A Bell Helicopter 525 test aircraft crashed, killing two flight
test pilots, 18 months ago after a series of system design flaws in the
fly-by-wire helicopter aggravated severe vibrations caused by the crew’s
unusually slow recovery from a test using a low rotor speed, the US National
Transportation Safety Board says in a final investigation report released on 17
January.
As the
vibrations worsened, with vertical oscillations up 3g’s
up to six times a second, the main rotor blades slowed even more, then started
flapping until one blade sliced through the tail boom and ripped the helicopter
apart, the NTSB report says.
Lessons from the fatal crash already prompted Bell
to make several changes to the 525 Relentless helicopter’s flight control
systems, including the biomechanical feedback filters for the collective and
the attitude and heading reference system (AHRS). The 525 test fleet returned
to flight last July after a one-year hiatus.
“These enhancements are being carefully tested to
ensure that our corrective actions have fully addressed the unique problem
encountered on July 6, 2016,” Bell says in response to the NTSB report on 17
January.
The aircraft crashed within 30s after the flight
test crew began the last in a series of simulated one-engine inoperative tests.
Each test measured how the aircraft performed at progressively higher speeds
with one engine shut down and a forward centre of gravity. The final test was
set up to examine the 525 at 180kt, the twin-engined helicopter’s fastest speed
in level fleet.
The test was designed to have the crew pull up on
the collective to reduce the rotation speed of the main rotor with a simulated
engine failure, then quickly recover to full rotor speed.
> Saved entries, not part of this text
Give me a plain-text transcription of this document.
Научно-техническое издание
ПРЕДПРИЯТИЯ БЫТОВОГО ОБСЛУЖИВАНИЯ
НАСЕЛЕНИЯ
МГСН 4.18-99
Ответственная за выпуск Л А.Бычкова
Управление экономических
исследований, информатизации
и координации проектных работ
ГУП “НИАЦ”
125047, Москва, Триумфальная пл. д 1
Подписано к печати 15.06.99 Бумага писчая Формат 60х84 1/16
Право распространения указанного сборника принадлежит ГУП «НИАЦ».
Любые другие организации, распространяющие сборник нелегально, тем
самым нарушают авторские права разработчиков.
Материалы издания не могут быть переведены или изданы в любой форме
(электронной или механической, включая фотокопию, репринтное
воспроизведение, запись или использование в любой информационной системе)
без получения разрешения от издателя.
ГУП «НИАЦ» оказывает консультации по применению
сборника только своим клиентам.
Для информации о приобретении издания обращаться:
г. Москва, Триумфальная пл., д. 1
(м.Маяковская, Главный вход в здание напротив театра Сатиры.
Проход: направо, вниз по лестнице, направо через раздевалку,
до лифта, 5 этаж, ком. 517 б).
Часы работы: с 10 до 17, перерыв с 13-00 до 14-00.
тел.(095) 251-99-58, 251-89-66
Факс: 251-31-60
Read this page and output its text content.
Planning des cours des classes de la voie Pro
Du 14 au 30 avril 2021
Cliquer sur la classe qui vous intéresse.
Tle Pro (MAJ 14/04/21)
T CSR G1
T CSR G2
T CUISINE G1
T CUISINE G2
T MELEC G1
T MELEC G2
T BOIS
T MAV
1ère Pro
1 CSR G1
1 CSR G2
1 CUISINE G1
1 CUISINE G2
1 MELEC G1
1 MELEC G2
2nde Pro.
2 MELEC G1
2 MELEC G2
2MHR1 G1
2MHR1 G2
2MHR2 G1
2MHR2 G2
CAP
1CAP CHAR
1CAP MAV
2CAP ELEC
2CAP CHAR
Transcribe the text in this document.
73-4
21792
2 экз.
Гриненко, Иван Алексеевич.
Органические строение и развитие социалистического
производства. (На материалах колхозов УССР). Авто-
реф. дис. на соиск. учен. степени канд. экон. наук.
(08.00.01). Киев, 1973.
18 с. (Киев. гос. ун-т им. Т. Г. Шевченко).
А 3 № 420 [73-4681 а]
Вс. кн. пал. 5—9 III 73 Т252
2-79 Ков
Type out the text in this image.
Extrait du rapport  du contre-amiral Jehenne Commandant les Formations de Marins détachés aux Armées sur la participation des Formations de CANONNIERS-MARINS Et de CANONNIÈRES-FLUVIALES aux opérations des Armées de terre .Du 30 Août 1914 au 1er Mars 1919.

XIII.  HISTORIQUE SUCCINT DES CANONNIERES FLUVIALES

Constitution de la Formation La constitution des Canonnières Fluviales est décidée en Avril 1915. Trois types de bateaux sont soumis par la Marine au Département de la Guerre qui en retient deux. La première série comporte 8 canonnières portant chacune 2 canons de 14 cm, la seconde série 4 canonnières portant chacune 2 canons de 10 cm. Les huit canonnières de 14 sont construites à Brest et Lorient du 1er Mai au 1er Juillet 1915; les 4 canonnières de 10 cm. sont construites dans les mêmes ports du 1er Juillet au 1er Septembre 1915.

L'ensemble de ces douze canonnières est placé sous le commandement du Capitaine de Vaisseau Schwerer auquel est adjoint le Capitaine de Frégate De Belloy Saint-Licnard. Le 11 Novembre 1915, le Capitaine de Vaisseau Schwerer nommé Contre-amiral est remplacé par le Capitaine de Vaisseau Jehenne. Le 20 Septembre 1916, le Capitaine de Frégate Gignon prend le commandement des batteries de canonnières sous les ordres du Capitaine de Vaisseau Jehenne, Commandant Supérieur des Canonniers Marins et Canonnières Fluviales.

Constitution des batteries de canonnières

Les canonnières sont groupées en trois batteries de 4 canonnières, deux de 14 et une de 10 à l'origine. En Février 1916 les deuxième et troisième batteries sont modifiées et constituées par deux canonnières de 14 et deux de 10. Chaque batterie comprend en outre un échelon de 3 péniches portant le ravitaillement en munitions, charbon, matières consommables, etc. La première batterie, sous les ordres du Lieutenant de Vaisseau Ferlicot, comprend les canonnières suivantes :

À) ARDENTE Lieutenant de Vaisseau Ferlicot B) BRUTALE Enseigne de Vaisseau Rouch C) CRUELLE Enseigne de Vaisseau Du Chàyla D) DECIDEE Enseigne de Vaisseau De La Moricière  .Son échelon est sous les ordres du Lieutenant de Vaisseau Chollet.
For a reason still
not fully understood, the test pilot flying the aircraft returned to about 92%
of the main rotor’s maximum speed and remained there for several seconds. The
US Federal Aviation Administration does not require a test aircraft to carry a
cockpit voice recorder and flight data recorder, so the NTSB was unable to
determine why the crew did not recover the rotor speed to 100% as planned.
In any event, the extended flight operations at 92%
main rotor speed caused a sequence of events that exposed unforeseen gaps in
the flight control systems, the NTSB report says. First, the main rotor blade
entered into a “scissors mode”, with the lead and lagging blades on either side
converging. That effect created a severe vibration that was felt all over the
aircraft. In the cockpit, the vibration forced the pilot to inadvertently push
on the collective, which, in turn, increased the severity of the vibrations in
what engineers called a “biomechanical feedback loop”, the NTSB report says.
Bell designed the 525 with a system that dampens
such a closed-loop effect on inputs into the cyclic control, the NTSB says. The
test aircraft’s collective, however, lacked the same software filter, so the
vibration level continued to rise, prompting the pilot involuntarily to push on
the collective harder, further increasing the vibration, according to the NTSB.
Bell also designed the AHRS to dampen vibrations by
sending commands to the swashplate. But the NTSB investigation found that
Bell’s flight control design had not anticipated severe oscillations up to six
times each second. Instead of dampening the rotor vibrations, the AHRS sent
command signals to the swashplate that worsened the vibrations, the NTSB says.